As a community organizer, what you offer needs to be relevant, timely, moving, and worthwhile. The participant needs to have faith that you will be providing such an experience or they will drop you. Let’s face it, there is very little assumed personal pain associated with not attending virtual events.

Facilitation

You’ll probably need to be actively involved in your community during the beginning. Smaller, newer communities might need some help with facilitation before they’re ready to be fully self-directed. All the activities including communications, that are organized by the community organizers fall under the category of facilitation. As the organizer, active involvement also shows that you care.

Keep it Fresh

Shared goals and interests will keep people around—but not necessarily active. You’ll need to spice up your gatherings with the unexpected: with incentives, or perhaps games and prizes. You’ll need to generate regular content and invite your participants to do the same.

Choices and autonomy

It’s worth repeating that people today are presented with a continuous stream of content to choose from. Despite the challenge to focus on any one thing, it’s clear that we are in an age where learning and experience of culture are self-directed.  Organizers need to provide their people with choices and let them take the path they are most comfortable with.
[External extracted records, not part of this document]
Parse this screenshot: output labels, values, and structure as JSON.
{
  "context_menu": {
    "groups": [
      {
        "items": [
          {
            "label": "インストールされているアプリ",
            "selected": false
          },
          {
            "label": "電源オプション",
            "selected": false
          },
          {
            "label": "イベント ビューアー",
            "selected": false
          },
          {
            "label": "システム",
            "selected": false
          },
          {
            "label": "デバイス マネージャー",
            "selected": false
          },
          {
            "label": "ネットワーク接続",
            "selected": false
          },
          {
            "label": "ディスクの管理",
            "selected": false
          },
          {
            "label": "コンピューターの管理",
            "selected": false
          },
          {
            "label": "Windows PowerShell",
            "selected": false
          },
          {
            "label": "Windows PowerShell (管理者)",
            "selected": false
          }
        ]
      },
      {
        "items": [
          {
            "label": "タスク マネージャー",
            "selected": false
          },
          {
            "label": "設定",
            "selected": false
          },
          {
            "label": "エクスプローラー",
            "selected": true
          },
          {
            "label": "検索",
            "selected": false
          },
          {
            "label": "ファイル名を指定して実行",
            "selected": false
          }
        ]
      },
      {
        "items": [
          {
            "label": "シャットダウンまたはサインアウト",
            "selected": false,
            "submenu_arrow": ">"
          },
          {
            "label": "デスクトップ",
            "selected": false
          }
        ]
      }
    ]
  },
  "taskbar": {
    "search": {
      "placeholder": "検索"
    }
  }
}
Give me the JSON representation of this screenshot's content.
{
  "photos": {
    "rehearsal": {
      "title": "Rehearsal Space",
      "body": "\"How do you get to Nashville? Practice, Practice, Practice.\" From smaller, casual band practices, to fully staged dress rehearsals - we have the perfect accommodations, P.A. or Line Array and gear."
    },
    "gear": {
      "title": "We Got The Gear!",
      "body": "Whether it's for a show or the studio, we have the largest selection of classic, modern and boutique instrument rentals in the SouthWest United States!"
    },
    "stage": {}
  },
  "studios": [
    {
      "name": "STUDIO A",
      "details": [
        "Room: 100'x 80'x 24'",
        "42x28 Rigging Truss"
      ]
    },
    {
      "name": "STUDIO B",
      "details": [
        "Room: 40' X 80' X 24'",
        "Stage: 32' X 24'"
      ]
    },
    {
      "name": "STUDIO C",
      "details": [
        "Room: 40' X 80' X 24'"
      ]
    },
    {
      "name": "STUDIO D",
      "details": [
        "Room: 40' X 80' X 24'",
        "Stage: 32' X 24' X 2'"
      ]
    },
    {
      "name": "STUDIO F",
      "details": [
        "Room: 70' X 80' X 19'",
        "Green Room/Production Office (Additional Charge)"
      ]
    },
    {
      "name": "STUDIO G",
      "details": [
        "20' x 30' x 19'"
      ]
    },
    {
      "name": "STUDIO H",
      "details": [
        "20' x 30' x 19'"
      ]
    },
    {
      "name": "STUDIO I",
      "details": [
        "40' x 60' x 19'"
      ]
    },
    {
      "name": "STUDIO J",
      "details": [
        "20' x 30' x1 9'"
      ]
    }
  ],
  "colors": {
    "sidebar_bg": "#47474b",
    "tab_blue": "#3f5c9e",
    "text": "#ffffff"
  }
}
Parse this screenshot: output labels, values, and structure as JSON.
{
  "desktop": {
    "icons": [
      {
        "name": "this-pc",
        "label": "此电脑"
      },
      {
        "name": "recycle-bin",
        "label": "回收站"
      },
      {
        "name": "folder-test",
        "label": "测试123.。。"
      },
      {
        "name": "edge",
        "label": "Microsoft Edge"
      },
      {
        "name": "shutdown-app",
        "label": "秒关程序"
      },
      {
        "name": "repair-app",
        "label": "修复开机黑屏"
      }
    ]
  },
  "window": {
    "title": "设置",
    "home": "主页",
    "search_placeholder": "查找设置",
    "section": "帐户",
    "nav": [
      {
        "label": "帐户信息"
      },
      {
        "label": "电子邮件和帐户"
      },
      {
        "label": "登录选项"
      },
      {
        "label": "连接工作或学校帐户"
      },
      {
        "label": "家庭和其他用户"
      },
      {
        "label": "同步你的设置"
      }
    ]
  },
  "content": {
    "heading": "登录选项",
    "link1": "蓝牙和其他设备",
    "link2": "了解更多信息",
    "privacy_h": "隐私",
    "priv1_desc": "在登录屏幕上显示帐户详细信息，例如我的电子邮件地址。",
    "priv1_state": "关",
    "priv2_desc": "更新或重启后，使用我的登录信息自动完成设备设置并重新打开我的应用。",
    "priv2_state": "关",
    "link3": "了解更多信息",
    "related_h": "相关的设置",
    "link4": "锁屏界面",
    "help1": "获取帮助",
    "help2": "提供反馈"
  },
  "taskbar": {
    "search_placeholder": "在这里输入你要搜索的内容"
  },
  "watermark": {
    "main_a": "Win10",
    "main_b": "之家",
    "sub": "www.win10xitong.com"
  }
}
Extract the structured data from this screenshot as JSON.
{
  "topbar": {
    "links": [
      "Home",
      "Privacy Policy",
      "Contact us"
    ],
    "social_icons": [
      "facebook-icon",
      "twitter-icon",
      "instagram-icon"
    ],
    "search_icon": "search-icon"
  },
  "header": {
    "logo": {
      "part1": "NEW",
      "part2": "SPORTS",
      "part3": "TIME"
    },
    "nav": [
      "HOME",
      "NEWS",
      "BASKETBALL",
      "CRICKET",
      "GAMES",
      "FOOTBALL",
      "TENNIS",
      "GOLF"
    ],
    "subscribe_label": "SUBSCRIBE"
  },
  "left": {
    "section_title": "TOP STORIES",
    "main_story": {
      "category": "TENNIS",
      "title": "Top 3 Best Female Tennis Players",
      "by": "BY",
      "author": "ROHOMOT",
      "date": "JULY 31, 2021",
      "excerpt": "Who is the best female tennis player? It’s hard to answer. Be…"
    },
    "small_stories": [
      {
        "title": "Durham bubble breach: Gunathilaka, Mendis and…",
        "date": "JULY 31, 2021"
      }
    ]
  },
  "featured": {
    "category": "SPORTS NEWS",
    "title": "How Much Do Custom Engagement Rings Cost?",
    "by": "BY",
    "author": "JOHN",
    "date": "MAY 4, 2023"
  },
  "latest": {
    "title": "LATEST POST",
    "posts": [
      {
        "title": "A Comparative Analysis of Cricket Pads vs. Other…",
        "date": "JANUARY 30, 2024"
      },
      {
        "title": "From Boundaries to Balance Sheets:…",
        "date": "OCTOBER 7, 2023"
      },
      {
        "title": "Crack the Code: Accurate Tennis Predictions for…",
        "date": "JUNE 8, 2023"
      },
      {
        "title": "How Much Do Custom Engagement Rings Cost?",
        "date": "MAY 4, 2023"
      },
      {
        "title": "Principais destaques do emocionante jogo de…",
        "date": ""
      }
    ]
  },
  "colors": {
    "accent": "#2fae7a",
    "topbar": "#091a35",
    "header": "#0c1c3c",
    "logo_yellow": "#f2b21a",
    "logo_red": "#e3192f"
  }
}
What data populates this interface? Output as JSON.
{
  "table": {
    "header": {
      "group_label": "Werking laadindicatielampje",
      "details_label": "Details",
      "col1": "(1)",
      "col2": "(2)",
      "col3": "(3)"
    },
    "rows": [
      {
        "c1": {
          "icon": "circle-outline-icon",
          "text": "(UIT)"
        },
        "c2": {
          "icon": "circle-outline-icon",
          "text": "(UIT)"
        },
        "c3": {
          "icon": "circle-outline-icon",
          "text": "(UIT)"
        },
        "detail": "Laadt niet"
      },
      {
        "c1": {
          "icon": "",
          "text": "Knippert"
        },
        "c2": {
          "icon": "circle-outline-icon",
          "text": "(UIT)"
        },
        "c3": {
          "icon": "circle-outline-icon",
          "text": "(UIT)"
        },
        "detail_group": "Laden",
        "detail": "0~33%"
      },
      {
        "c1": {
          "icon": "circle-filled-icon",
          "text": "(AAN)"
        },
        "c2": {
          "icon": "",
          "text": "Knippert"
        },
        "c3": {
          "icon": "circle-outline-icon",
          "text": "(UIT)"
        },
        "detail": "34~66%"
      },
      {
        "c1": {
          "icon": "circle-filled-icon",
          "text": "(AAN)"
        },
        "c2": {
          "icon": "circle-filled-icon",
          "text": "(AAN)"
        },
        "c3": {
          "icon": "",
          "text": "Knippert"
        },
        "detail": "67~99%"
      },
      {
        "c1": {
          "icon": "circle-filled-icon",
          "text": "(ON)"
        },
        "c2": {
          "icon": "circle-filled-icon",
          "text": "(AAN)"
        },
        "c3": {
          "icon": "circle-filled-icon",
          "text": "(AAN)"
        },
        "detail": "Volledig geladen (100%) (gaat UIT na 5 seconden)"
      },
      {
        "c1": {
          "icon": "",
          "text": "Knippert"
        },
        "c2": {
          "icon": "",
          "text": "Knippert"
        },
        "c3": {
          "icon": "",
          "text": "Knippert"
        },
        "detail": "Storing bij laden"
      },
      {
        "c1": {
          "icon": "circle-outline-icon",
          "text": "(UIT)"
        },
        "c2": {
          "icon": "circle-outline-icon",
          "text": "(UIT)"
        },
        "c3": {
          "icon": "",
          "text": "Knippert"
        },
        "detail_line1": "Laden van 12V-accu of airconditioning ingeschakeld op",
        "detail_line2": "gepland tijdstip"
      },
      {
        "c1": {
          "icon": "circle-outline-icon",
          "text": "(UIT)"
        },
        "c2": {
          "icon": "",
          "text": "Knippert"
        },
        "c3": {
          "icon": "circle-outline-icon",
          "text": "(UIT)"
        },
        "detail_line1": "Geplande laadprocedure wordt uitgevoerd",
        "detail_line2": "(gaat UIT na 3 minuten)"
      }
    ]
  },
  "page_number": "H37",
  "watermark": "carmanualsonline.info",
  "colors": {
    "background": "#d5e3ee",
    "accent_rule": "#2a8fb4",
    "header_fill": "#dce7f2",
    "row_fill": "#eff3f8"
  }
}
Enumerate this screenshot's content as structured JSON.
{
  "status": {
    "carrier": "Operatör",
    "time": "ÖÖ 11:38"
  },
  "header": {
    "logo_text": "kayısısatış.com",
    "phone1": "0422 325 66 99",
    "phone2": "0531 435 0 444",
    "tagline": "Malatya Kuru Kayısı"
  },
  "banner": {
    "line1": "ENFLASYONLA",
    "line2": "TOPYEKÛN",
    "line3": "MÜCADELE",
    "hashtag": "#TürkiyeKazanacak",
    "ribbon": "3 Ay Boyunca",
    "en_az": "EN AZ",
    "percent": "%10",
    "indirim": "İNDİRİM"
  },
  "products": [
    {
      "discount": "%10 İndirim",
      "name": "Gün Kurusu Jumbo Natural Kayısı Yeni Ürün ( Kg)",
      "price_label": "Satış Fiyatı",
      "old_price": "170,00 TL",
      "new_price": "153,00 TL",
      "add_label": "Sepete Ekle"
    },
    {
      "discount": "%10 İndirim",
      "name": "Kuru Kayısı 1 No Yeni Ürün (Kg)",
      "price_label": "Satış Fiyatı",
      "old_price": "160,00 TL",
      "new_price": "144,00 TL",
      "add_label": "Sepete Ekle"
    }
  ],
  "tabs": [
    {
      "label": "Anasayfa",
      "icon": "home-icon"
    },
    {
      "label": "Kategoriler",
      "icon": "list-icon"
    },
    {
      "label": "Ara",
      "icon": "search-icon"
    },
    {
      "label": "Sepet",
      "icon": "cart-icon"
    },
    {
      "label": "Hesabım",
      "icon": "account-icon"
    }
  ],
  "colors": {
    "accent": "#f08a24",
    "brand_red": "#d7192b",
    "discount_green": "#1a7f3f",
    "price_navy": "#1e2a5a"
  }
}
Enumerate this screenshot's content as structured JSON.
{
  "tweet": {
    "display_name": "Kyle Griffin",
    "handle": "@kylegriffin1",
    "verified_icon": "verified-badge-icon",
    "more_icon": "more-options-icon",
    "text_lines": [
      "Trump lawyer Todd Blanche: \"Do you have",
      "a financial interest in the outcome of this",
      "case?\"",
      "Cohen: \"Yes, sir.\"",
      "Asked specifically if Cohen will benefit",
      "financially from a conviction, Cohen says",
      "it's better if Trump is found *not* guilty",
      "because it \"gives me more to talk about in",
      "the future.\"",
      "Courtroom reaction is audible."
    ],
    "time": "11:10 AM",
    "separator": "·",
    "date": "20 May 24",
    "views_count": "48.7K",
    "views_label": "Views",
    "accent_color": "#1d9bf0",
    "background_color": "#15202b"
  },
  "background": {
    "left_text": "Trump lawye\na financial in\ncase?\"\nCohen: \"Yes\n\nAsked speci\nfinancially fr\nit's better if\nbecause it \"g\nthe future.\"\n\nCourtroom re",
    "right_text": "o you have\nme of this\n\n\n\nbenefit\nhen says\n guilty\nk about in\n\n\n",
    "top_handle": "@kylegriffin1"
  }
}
During this global pandemic, it’s clear that people need to connect, share stories, and exchange ideas. Whether through group Zoom calls for special events, collective live video dance parties, or communal singing from balconies, people are reaching out and connecting. There’s a lot to learn from what’s happening around us!

Virtual communities are a powerful way to connect with individuals, spread knowledge, build new, and sustain old relationships. They are valuable sources of information and opinions, producers of data and content. But, most importantly, they are a necessary component of personal and professional life in a world that feels increasingly interconnected every day.